Face à la demande générale (une personne) j'ai décidé d'ouvrir une nouvelle rubrique, "le coin du musicologue". Certains diront que tout
cela n'a que peu à voir avec l'écriture d'un roman. Certains auront sans doute raison. Mais certains ne sont pas obligés de lire, et peuvent passer leur chemin d'un air dédaigneux. Pour tous les
autres (au moins une personne, donc) : bienvenue dans cette nouvelle rubrique !
Le 19e siècle a eu Arthur Rimbaud, les années 80 Rony Emanuel.
Rony, Belge de naissance, a commencé très tôt sa carrière, sans doute pour disparaître plus vite. Et force est de constater que, dès 1981, on perd sa trace une bonne fois pour toute. Est-il, à
l’instar de son illustre prédécesseur, parti en Ethiopie revendre des armes aux autochtones, où s’est-il plus modestement reconverti dans la gérance de superette aux envions d’Anvers… Nul ne le
sait.
C’est bien dommage, car « Disco laser » laissait présager d’une belle carrière. Un peu comme s’il était conscient qu’il livrait là son chant du cygne, Rony laisse sans aucune retenue
éclater tous ses talents : mélodie envoûtante, paroles qui laissent entrevoir une sensibilité à fleur de peau, le tout enveloppé d’une rythmique implacable et littéralement hypnotisante.

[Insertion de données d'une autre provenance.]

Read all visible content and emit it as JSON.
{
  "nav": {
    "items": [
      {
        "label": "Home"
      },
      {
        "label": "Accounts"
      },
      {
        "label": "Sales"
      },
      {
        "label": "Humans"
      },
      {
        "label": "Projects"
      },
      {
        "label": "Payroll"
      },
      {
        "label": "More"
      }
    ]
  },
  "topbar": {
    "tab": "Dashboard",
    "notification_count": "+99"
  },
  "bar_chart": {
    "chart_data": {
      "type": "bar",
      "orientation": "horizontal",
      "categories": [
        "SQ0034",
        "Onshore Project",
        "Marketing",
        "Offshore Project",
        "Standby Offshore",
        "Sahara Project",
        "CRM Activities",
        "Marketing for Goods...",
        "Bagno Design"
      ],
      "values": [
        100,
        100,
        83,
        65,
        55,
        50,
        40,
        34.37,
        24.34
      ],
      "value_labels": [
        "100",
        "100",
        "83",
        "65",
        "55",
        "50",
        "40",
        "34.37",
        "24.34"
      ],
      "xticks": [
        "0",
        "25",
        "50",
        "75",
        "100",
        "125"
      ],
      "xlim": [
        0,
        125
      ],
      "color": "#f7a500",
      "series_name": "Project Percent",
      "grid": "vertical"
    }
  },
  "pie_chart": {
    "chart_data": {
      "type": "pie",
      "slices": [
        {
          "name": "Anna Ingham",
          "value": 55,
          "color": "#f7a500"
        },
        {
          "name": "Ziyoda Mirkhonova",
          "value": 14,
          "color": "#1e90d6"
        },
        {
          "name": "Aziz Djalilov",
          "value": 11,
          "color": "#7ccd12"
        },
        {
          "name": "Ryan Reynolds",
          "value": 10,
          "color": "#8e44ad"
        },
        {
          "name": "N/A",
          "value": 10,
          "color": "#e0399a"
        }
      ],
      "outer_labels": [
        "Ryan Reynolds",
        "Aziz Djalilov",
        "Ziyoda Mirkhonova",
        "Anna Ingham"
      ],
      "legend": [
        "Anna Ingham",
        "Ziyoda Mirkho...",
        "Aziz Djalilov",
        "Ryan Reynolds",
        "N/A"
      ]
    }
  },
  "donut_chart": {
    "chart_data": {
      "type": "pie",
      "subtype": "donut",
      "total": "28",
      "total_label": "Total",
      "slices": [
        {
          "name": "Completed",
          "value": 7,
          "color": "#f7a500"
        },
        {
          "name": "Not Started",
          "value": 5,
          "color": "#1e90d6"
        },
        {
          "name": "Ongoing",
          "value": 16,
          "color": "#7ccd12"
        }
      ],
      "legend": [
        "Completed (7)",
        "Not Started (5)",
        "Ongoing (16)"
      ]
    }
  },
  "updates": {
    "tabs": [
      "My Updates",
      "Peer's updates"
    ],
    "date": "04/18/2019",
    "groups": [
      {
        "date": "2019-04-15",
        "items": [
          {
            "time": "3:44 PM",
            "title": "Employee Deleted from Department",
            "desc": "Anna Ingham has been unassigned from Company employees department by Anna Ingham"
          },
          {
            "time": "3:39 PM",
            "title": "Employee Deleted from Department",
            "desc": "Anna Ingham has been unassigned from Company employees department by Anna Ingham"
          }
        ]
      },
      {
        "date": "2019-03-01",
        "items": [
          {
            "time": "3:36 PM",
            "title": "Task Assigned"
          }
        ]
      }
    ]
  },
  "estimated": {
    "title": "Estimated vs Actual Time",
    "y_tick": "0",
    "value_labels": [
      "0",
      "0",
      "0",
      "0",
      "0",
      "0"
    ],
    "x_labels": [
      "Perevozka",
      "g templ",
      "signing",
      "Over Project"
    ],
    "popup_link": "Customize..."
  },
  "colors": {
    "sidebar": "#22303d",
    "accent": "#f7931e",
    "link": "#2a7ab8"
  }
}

Rony chante les déboires amoureux du laideron acnéique au cœur trop tendre qui convoite la plus belle fille de la soirée (alors qu’il aurait été plus simple, et sans doute plus efficace de
convoiter un laideron acnéique de sexe féminin, cela existe). Las, la belle ne cesse de jouer l’indifférente tout en tournoyant tel un derviche sur la piste de danse illuminée. Pourtant, Rony
avait sorti le grand jeu en lui proposant de lui offrir un café crème (il avait économisé la monnaie du pain spécialement pour l’occasion). Mais rien n’y fait, et Rony se retrouve seul et stupide
au milieu de la piste de danse. Toutefois, contre toute attente, la demoiselle sans doute prise de remords accepte finalement de rire et de danser avec notre héros, en lui précisant cependant
qu’elle ne l’aime pas. Rony, bon bougre dans le fond, semble s’en contenter, et la chanson s’achève somme toute sur une note d’optimisme bienvenue et relativement euphorisante pour tous les
laiderons acnéiques au cœur trop tendre.